The writings of St. Edith Stein on this topic particularly resonated with me as I journeyed through infertility, which is one of the major threads in this book. Realizing that I might never bear biological children forced me to ask all sorts of difficult questions about what it means to be a woman, and especially, a woman who bears fruit in the kingdom of God.

Edith – her life and her writings – helped me to recognize that every woman is called to be a mother, and every woman can answer that call regardless of her circumstances. It’s just a matter of opening our eyes to the opportunities all around us. That doesn’t erase the pain of childlessness. But for women dealing with fertility struggles, the cultivation and emphasis on spiritual maternity can be a lifesaver. It’s a lot more encouraging than the just-relax, just-pray, here’s-some-baby-dust, you’ll-conceive-any-day-now admonitions to which infertile women are so often subjected. And even for women who eventually become biological, adoptive or foster mothers, it’s crucial to understand and appreciate spiritual motherhood – the truth that a woman’s gift for nurturing growth in others is meant to be shared selflessly, with an eye toward eternity.

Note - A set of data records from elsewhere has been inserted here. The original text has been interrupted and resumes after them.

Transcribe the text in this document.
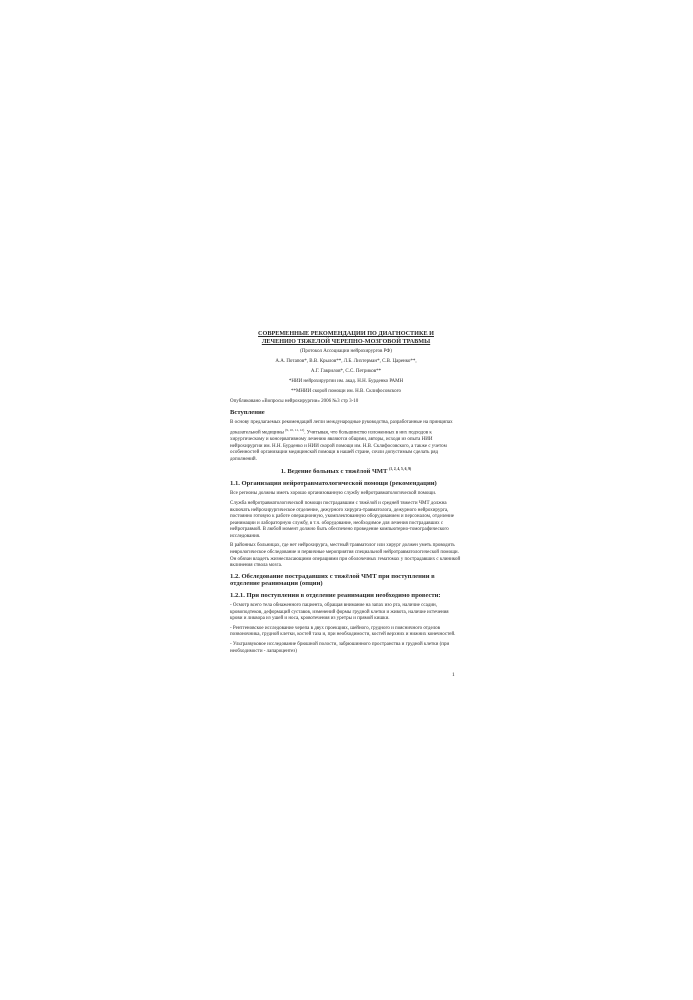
СОВРЕМЕННЫЕ РЕКОМЕНДАЦИИ ПО ДИАГНОСТИКЕ И
ЛЕЧЕНИЮ ТЯЖЕЛОЙ ЧЕРЕПНО-МОЗГОВОЙ ТРАВМЫ
(Протокол Ассоциации нейрохирургов РФ)
А.А. Потапов*, В.В. Крылов**, Л.Б. Лихтерман*, С.В. Царенко**,
А.Г. Гаврилов*, С.С. Петриков**
*НИИ нейрохирургии им. акад. Н.Н. Бурденко РАМН
**МНИИ скорой помощи им. Н.В. Склифосовского
Опубликовано «Вопросы нейрохирургии» 2006 №3 стр 3-10
Вступление

В основу предлагаемых рекомендаций легли международные руководства, разработанные на принципах доказательной медицины $^{(9, 10, 11, 12)}$. Учитывая, что большинство изложенных в них подходов к хирургическому и консервативному лечению являются общими, авторы, исходя из опыта НИИ нейрохирургии им. Н.Н. Бурденко и НИИ скорой помощи им. Н.В. Склифосовского, а также с учетом особенностей организации медицинской помощи в нашей стране, сочли допустимым сделать ряд дополнений.

1. Ведение больных с тяжёлой ЧМТ $^{(1, 2, 4, 5, 6, 9)}$
1.1. Организация нейротравматологической помощи (рекомендации)

Все регионы должны иметь хорошо организованную службу нейротравматологической помощи.

Служба нейротравматологической помощи пострадавшим с тяжёлой и средней тяжести ЧМТ должна включать нейрохирургическое отделение, дежурного хирурга-травматолога, дежурного нейрохирурга, постоянно готовую к работе операционную, укомплектованную оборудованием и персоналом, отделение реанимации и лабораторную службу, в т.ч. оборудование, необходимое для лечения пострадавших с нейротравмой. В любой момент должно быть обеспечено проведение компьютерно-томографического исследования.

В районных больницах, где нет нейрохирурга, местный травматолог или хирург должен уметь проводить неврологическое обследование и первичные мероприятия специальной нейротравматологической помощи. Он обязан владеть жизнеспасающими операциями при оболочечных гематомах у пострадавших с клиникой вклинения ствола мозга.

1.2. Обследование пострадавших с тяжёлой ЧМТ при поступлении в отделение реанимации (опции)
1.2.1. При поступлении в отделение реанимации необходимо провести:

- Осмотр всего тела обнаженного пациента, обращая внимание на запах изо рта, наличие ссадин, кровоподтеков, деформаций суставов, изменений формы грудной клетки и живота, наличие истечения крови и ликвора из ушей и носа, кровотечения из уретры и прямой кишки.

- Рентгеновское исследование черепа в двух проекциях, шейного, грудного и поясничного отделов позвоночника, грудной клетки, костей таза и, при необходимости, костей верхних и нижних конечностей.

- Ультразвуковое исследование брюшной полости, забрюшинного пространства и грудной клетки (при необходимости - лапароцентез)

1
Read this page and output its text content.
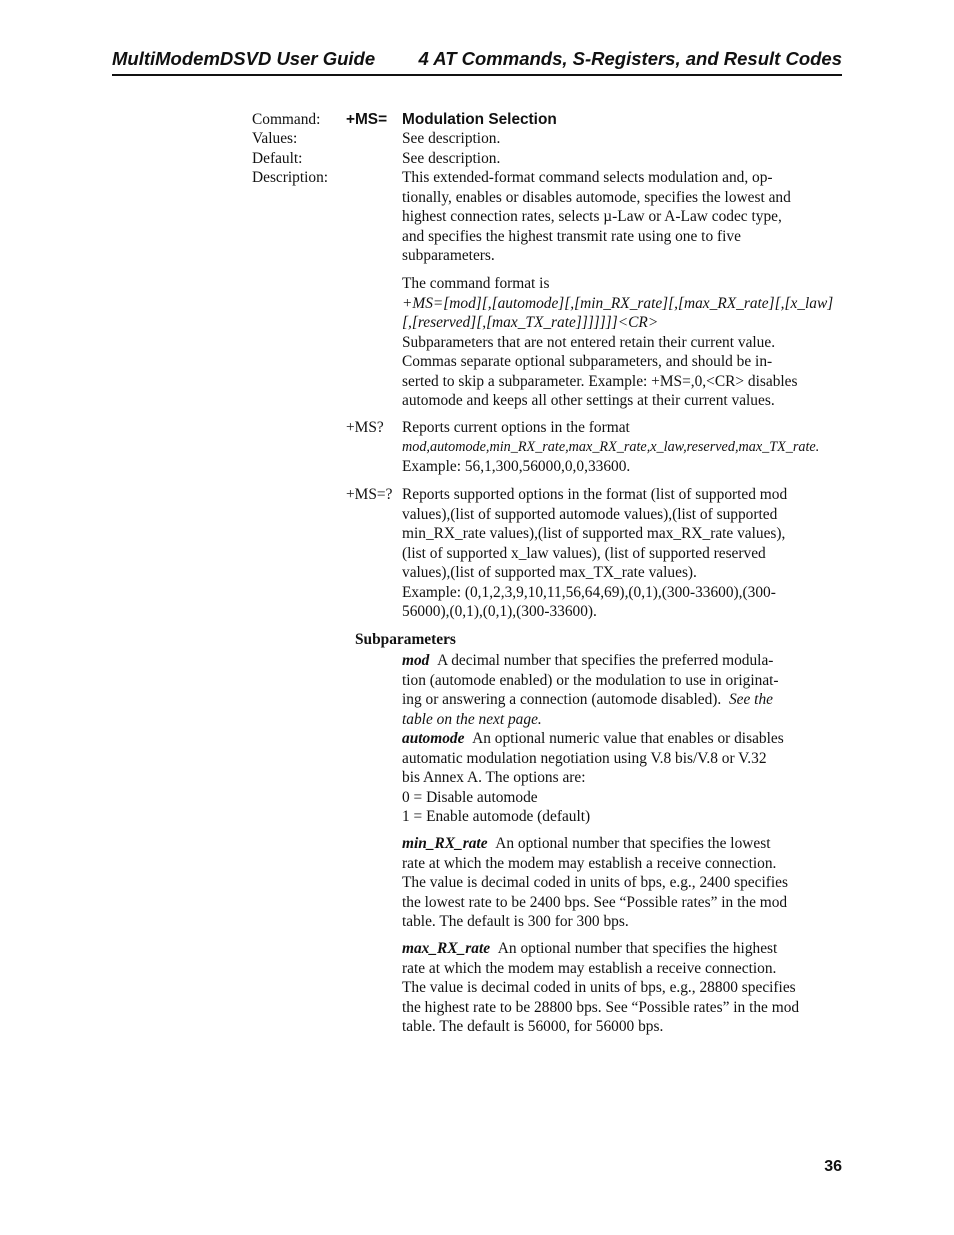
MultiModemDSVD User Guide 4 AT Commands, S-Registers, and Result Codes
Command: +MS= Modulation Selection
Values:	See description.
Default:	See description.
Description:	This extended-format command selects modulation and, op-
tionally, enables or disables automode, specifies the lowest and
highest connection rates, selects µ-Law or A-Law codec type,
and specifies the highest transmit rate using one to five
subparameters.
The command format is
+MS=[mod][,[automode][,[min_RX_rate][,[max_RX_rate][,[x_law]
[,[reserved][,[max_TX_rate]]]]]]]<CR>
Subparameters that are not entered retain their current value.
Commas separate optional subparameters, and should be in-
serted to skip a subparameter. Example: +MS=,0,<CR> disables
automode and keeps all other settings at their current values.
+MS? Reports current options in the format
mod,automode,min_RX_rate,max_RX_rate,x_law,reserved,max_TX_rate.
Example: 56,1,300,56000,0,0,33600.
+MS=? Reports supported options in the format (list of supported mod
values),(list of supported automode values),(list of supported
min_RX_rate values),(list of supported max_RX_rate values),
(list of supported x_law values), (list of supported reserved
values),(list of supported max_TX_rate values).
Example: (0,1,2,3,9,10,11,56,64,69),(0,1),(300-33600),(300-
56000),(0,1),(0,1),(300-33600).
Subparameters
mod A decimal number that specifies the preferred modula-
tion (automode enabled) or the modulation to use in originat-
ing or answering a connection (automode disabled). See the
table on the next page.
automode An optional numeric value that enables or disables
automatic modulation negotiation using V.8 bis/V.8 or V.32
bis Annex A. The options are:
0 = Disable automode
1 = Enable automode (default)
min_RX_rate An optional number that specifies the lowest
rate at which the modem may establish a receive connection.
The value is decimal coded in units of bps, e.g., 2400 specifies
the lowest rate to be 2400 bps. See “Possible rates” in the mod
table. The default is 300 for 300 bps.
max_RX_rate An optional number that specifies the highest
rate at which the modem may establish a receive connection.
The value is decimal coded in units of bps, e.g., 28800 specifies
the highest rate to be 28800 bps. See “Possible rates” in the mod
table. The default is 56000, for 56000 bps.
36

How has this writing experience colored and impacted your own femininity and motherhood? What advice do you have to share with our audience here at CatholicMom.com?

I can truly say that the women saints have taught me what it means to be a woman and a mother. They, more than anyone else, have shown me what it looks like to be a liberated, fully alive, joyful woman of God.

Don’t get me wrong. I’m not saying I’ve achieved what they have, not by a long shot. But after the journey I recounted in My Sisters the Saints – a journey that is still ongoing – I do know this: Jesus is the true liberator of women. And the closer a woman draws to him, the more closely she imitates the generous self-surrender and audacious trust modeled by his mother, the more likely she is to know true liberation.

It’s the kind of liberation that does not depend on external circumstances and therefore can survive even the harshest trials. It’s the interior freedom granted by God alone. The women saints knew it. And the more we read their works, seek their intercession and learn from their examples, the more we can know it ourselves.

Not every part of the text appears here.